Sin da metà dicembre, sto seguendo un corso online per familiarizzare con il tedesco. Quella germanica è una lingua bella e affascinante. Purtroppo, anche difficile. A livello di grammatica ho riscontrato delle analogie col greco classico che studiai al liceo. Quella tedesca è una società multietnica e multiculturale, ad esempio, ci sono tantissimi turchi dove vivo adesso. Ebbene, il tedesco che viene parlato a Villingen-Schwenningen non è un unico idioma poiché risente delle più svariate inflessioni linguistiche. È come avere a che fare con tanti, differenti dialetti. Per fortuna, il linguaggio del cuore è universale, e fino ad ora sono sempre riuscito a capire e a farmi capire.

Lei è di grande aiuto a Don Mimmo. Come è scandita la sua giornata?

Il lavoro che Don Mimmo ha portato avanti in questi anni è stato egregio. Quando sono arrivato, ho trovato una missione molto ben avviata. Durante la settimana, le mie giornate si assomigliano l’una alle altre. Dedico la maggior parte del mio tempo allo studio della lingua e alla preghiera. Nel fine settimana, invece, mi metto a disposizione della missione. Celebro messa regolarmente, cercando di essere il più comprensibile possibile. Necessariamente, le omelie devono essere semplici poiché la comunità italiana di Villingen-Schwenningen ha perso confidenza, negli anni, con la lingua italiana. Stiamo infatti parlando di persone che si sono trasferite in Germania 30/40 anni fa; e i loro figli, nati nel frattempo, sono tedeschi a tutti gli effetti, e della nostra lingua conoscono poco o nulla. Inoltre nei fine settimana ci sono numerosi incontri di formazione pastorale. Sempre opportuni e proficui, devo dire. 
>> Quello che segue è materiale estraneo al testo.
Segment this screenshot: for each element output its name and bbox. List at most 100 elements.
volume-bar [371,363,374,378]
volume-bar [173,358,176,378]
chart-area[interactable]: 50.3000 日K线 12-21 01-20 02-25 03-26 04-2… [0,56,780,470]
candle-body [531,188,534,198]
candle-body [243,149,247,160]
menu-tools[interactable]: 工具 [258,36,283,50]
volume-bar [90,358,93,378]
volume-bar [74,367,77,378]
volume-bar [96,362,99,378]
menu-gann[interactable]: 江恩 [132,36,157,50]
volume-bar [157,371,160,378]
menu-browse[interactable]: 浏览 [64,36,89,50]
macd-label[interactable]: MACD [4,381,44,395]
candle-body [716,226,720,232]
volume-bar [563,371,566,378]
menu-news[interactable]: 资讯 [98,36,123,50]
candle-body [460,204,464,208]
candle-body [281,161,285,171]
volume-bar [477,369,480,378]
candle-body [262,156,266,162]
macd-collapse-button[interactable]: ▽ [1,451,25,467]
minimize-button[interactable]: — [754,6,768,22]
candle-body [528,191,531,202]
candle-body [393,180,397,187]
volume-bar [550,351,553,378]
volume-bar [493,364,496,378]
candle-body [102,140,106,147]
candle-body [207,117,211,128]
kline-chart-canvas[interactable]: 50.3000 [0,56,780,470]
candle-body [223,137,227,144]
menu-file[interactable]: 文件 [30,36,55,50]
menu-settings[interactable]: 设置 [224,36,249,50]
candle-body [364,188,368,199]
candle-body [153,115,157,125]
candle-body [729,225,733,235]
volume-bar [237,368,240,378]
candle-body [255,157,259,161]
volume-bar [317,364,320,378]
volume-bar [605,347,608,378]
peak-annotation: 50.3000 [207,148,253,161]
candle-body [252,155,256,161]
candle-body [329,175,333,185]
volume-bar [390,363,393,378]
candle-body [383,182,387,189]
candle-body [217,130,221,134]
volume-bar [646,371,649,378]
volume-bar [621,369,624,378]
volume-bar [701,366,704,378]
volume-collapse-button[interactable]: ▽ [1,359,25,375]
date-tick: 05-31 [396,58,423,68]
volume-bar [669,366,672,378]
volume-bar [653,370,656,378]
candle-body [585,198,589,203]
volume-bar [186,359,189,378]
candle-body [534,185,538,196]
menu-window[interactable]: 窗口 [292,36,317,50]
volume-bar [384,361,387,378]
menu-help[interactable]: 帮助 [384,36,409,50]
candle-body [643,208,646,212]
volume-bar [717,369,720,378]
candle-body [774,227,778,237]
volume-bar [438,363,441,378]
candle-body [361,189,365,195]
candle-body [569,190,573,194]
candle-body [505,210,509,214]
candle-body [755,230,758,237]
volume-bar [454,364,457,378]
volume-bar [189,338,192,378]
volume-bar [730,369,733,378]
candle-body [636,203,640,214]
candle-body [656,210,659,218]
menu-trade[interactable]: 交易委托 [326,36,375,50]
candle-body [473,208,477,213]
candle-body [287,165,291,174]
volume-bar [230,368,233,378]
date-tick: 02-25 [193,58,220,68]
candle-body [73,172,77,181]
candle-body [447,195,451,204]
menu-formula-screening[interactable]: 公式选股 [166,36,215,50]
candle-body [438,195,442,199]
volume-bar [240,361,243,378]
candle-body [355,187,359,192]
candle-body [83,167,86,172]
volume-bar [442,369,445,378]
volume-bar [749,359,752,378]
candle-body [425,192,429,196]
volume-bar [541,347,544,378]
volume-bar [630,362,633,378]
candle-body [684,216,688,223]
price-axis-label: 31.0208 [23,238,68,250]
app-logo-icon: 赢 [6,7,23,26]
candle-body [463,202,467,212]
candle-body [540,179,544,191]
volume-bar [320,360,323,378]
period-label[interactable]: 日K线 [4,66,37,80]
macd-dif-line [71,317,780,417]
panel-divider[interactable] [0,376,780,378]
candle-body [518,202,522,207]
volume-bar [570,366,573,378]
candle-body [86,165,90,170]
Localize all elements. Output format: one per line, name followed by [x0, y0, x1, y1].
Quali saranno i suoi prossimi impegni?

Per prima cosa, è necessario che quest’incubo finisca. Una volta che saremo usciti dalla morsa della pandemia, provvederemo a dare alla missione un nuovo impulso, soprattutto sotto l’aspetto della formazione. Don Mimmo fa tanto. Le comunità di Villingen-Schwenningen e di Singen, in termini di formazione pastorale, sono ben più avanti rispetto a quelle di altri posti. Stiamo parlando, infatti, di una missione grande ed estesa, che copre un territorio molto vasto. Io spero, in futuro, di poter contribuire a portare una maggiore assistenza spirituale dove c’è più bisogno.
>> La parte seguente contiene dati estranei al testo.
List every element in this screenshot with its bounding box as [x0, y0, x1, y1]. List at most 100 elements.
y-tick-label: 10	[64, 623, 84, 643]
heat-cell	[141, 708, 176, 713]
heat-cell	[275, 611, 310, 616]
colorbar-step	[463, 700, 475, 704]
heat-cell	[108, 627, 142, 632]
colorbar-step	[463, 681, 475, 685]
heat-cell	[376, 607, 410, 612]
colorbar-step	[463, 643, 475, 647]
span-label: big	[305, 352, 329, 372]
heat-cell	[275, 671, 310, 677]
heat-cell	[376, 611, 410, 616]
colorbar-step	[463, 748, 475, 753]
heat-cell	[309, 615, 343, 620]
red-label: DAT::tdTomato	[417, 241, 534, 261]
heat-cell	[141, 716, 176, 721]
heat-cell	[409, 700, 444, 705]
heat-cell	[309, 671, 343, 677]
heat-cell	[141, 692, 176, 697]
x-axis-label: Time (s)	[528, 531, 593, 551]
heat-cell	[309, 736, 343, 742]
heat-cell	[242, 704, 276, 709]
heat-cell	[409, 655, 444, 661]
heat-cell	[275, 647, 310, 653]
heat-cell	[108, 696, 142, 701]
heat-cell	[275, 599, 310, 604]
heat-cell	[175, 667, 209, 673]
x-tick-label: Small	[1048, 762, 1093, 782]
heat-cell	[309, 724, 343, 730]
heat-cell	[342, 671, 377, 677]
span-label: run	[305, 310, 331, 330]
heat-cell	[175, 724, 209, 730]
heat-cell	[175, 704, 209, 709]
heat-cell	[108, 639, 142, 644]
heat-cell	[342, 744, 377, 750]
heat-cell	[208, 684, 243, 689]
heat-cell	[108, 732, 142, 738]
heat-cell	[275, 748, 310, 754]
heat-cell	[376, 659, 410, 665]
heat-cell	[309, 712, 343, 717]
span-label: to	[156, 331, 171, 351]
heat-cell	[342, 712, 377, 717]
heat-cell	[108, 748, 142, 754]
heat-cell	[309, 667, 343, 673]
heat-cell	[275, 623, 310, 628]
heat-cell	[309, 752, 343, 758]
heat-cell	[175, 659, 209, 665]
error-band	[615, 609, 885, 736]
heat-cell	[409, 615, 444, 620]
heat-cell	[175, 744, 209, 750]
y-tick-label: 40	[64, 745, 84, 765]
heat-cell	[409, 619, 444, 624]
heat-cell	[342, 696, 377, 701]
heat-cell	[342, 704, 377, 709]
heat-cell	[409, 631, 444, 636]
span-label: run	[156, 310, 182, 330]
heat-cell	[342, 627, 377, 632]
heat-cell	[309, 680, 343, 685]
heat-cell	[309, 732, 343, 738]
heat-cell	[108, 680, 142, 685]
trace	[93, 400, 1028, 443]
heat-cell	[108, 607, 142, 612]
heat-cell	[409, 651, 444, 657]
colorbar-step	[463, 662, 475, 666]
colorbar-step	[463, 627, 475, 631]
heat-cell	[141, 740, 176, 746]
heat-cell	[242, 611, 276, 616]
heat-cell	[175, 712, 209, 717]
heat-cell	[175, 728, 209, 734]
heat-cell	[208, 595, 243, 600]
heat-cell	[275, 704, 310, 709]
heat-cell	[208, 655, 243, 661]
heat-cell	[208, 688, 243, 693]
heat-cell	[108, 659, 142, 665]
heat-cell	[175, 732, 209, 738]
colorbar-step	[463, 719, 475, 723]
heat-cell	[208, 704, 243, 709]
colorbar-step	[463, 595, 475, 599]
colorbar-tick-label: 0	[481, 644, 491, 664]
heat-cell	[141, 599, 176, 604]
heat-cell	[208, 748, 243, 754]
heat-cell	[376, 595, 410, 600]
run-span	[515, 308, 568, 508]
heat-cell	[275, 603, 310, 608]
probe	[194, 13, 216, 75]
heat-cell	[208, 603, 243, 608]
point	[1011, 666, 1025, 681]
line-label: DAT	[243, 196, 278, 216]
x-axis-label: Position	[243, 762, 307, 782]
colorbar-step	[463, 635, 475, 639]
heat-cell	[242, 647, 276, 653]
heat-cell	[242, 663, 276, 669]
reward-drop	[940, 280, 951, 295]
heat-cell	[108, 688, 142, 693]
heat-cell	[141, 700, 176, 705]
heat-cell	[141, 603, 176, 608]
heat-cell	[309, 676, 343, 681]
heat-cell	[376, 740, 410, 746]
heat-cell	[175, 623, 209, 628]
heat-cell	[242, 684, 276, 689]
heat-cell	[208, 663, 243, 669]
Che differenze ci sono fra la pastorale in una comunità in Italia e una italiana in Germania?

Dal punto di vista dell’approccio, nessuna. Dal punto di vista pratico, notevoli. Una cosa è gestire una piccola parrocchia in un territorio delimitato e circoscritto; altra cosa è gestire una missione che copre, come dicevo prima, uno spazio estremamente ampio, arrivando persino ai confini con la Svizzera. È necessario spostarsi, interagire con un numero di persone maggiore. È una pastorale dinamica, ma sapevo perfettamente a cosa sarei andato incontro e le dico di più: era il tipo di esperienza che desideravo vivere quando sono partito dall’Italia e che desidero vivere adesso. Quando avrò preso dimestichezza con la lingua tedesca, e quando il maledetto Covid-19 si sarà fatto da parte, sarò pronto a dare il mio contributo alla causa del Signore.